Its operation remained suspended for one and a half years before it resumed activities about a couple of months ago on a very limited scale.
Western Marine has hardly received any domestic and foreign orders after failing to keep promises on a few international deliveries.
The sorry state of today has little resemblance with its past record of exporting 33 ships to 12 nations, including Germany, Finland, Denmark and the United Arab Emirates, bringing in Tk1,400 crore in remittance.
Wishing not to be named, a director of the company, said Western Marine Shipyard had assets of Tk552 crore at present while its debts had climbed up to around Tk2,000 crore.
Western Marine has little hope of regaining its strength after breaching its commitment to international buyers, he said.
With the company going deep into a crisis, 19 banks and financial organisations are at risk over loan recovery.

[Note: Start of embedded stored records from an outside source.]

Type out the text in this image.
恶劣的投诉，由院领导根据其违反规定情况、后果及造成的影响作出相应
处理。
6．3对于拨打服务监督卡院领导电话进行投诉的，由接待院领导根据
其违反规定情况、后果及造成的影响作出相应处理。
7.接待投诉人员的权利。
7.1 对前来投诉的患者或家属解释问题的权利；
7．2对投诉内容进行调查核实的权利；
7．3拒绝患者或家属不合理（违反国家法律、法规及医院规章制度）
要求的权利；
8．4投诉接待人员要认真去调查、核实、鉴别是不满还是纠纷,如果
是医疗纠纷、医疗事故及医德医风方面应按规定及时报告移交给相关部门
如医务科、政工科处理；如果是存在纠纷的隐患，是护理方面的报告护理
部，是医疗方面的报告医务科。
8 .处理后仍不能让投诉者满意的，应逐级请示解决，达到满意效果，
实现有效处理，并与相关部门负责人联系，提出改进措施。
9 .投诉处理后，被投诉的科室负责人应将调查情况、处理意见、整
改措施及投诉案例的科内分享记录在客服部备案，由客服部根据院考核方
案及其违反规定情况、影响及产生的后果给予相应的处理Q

No financial organisations are willing to provide fresh loans to Western Marine. On one hand, the cash crunch has kept it from scaling up its operation while on the other, existing debts have ballooned with unpaid interests over the past two years.
Captain Tareque M Nasrullah, executive director of Western Marine, said, "We are trying to turn around and have already delivered a tugboat to the Chattogram port. Deliveries of two ships to Dubai and other large vassals to local parties have remained halted for the financial crisis."

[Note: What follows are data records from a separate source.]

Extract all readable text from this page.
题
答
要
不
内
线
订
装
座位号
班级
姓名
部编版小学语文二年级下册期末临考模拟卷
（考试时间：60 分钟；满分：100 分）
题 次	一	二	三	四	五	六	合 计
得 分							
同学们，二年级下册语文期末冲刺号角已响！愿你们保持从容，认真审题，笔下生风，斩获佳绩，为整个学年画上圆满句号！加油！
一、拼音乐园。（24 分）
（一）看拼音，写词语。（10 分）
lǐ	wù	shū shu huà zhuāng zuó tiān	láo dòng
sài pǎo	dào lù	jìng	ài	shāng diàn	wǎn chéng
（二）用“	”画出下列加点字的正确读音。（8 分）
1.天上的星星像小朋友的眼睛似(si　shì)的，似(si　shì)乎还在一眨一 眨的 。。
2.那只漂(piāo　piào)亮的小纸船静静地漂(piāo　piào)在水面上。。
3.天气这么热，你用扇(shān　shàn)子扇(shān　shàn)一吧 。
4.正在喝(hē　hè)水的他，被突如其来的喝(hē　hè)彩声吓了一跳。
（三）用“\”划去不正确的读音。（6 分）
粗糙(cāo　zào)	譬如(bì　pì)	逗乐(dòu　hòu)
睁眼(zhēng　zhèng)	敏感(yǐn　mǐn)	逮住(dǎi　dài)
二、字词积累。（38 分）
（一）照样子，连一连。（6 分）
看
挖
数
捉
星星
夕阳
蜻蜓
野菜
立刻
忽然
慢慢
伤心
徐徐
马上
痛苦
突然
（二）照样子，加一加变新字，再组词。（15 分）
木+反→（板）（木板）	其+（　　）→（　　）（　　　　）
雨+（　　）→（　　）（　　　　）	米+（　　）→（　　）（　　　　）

The Business Standard, however, found the tugboat at the company's yard in a recent visit.
Ataul Hakim Siddique, assistant harbor master of Chittagong Port Authority told " We did not get any tugboat from Western Marine."
Debts and pending orders
Western Marine had easily secured loans as a company of an emerging industry but it did not pay back despite counting profits, said AKM Saiful Islam Chowdhury, an official of Bank Asia.
Deliveries of a cargo vessel of S Alam Group, a passenger vessel of Bangladesh Inland Water Transport Corporation, two tugboats of Chattogram and Payra port, and a landing craft of Bangladesh Army have become uncertain following advance payments.

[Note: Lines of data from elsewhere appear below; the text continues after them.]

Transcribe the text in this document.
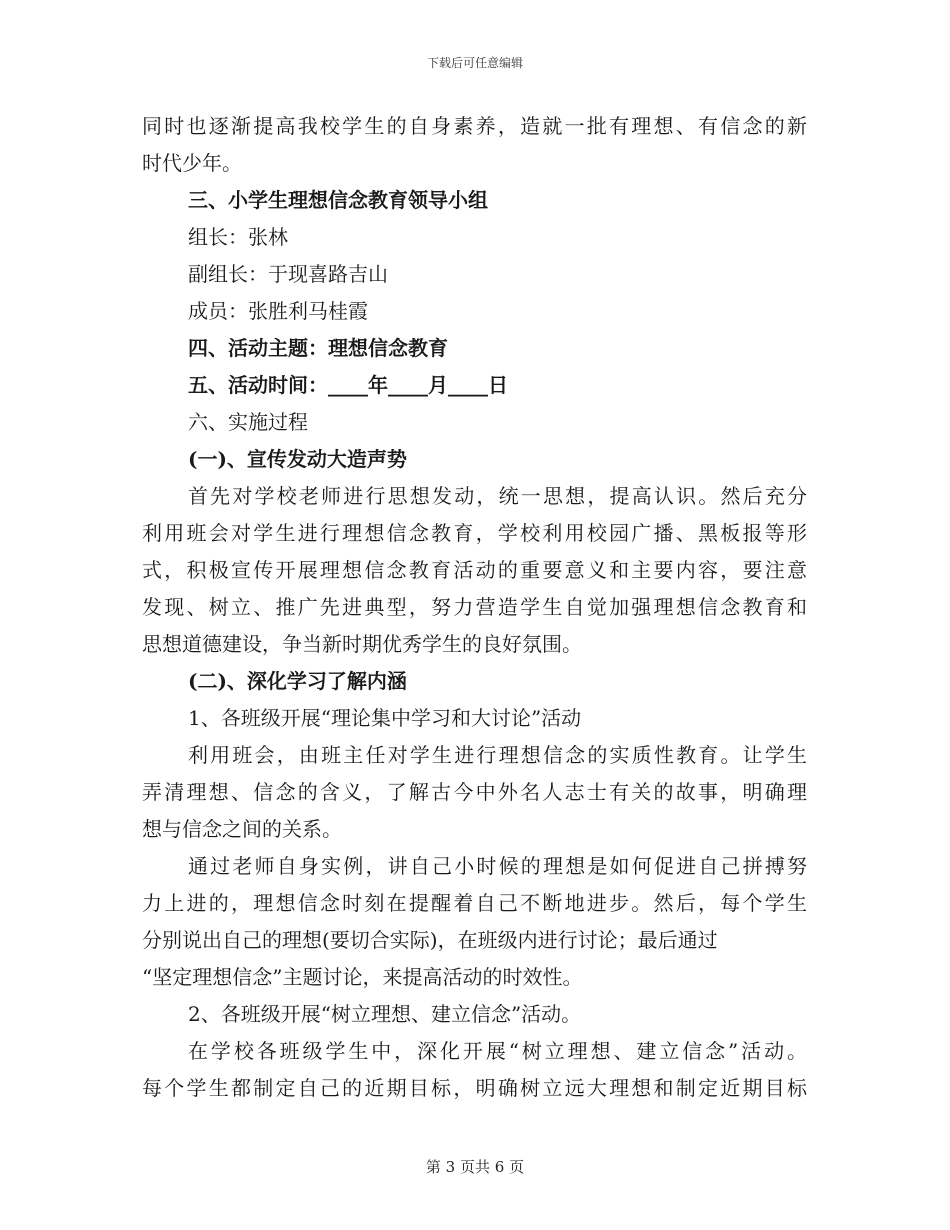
下载后可任意编辑
同时也逐渐提高我校学生的自身素养，造就一批有理想、有信念的新
时代少年。
三、小学生理想信念教育领导小组
组长：张林
副组长：于现喜路吉山
成员：张胜利马桂霞
四、活动主题：理想信念教育
五、活动时间：____年____月____日
六、实施过程
(一)、宣传发动大造声势
首先对学校老师进行思想发动，统一思想，提高认识。然后充分
利用班会对学生进行理想信念教育，学校利用校园广播、黑板报等形
式，积极宣传开展理想信念教育活动的重要意义和主要内容，要注意
发现、树立、推广先进典型，努力营造学生自觉加强理想信念教育和
思想道德建设，争当新时期优秀学生的良好氛围。
(二)、深化学习了解内涵
1、各班级开展“理论集中学习和大讨论”活动
利用班会，由班主任对学生进行理想信念的实质性教育。让学生
弄清理想、信念的含义，了解古今中外名人志士有关的故事，明确理
想与信念之间的关系。
通过老师自身实例，讲自己小时候的理想是如何促进自己拼搏努
力上进的，理想信念时刻在提醒着自己不断地进步。然后，每个学生
分别说出自己的理想(要切合实际)，在班级内进行讨论；最后通过
“坚定理想信念”主题讨论，来提高活动的时效性。
2、各班级开展“树立理想、建立信念”活动。
在学校各班级学生中，深化开展“树立理想、建立信念”活动。
每个学生都制定自己的近期目标，明确树立远大理想和制定近期目标
第 3 页共 6 页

Meanwhile, a Dubai based company, Al Rashid Shipping Limited, filed a lawsuit against Western Marine in June 2020 four months after it was scheduled to deliver two oil tankers.
The High Court on 19 August directed the Anti-Corruption Commission to investigate the payment of Tk23 crore to Western Marine by Chattogram port without receiving the delivery of a tugboat.
The ACC was asked to submit a probe report within two months.
The Chattogram Port Authority had inked an agreement to buy a tugboat for Tk37.75 crore and the tugboat was scheduled to be delivered by December 2018.
Western Marine has been working on another order for a tugboat by the Payra port authority. Company officials think the delivery will not be possible within the time agreed upon.
The need of the emerging industry
Executive Director Tareque said the government had launched "Ship Building Industry Development Policy" to provide long-term loans at low interest rates.
"Hopefully the company will be able to recover shortly," he added.
Captain Md Anam Chowdhury, president of Bangladesh Merchant Marine Officers' Association and Western Marine's independent director, said shipbuilding is a tech industry which can thrive on long-term and low interest loans.
Without any government support, this industry cannot survive.
Anam suggested launching a monitoring system to ensure proper utilization of loans.
It takes a long time to make profits and retain a positive business growth after investing in ship building, traders in this industry said.
But shipbuilders took short-term loans at high interest rates from banks and invested in long-term projects. Sometimes it takes around two years to build a ship which should be completed in six months due to unskilled workers and other obstacles, industry insiders said.
Therefore, company owners have to count losses for selling a vessel at a low price or pay a penalty for failing to meet the deadline for delivery, they added.
Not only Western Marine, other ship builders have also been facing similar challenges without a source of financing.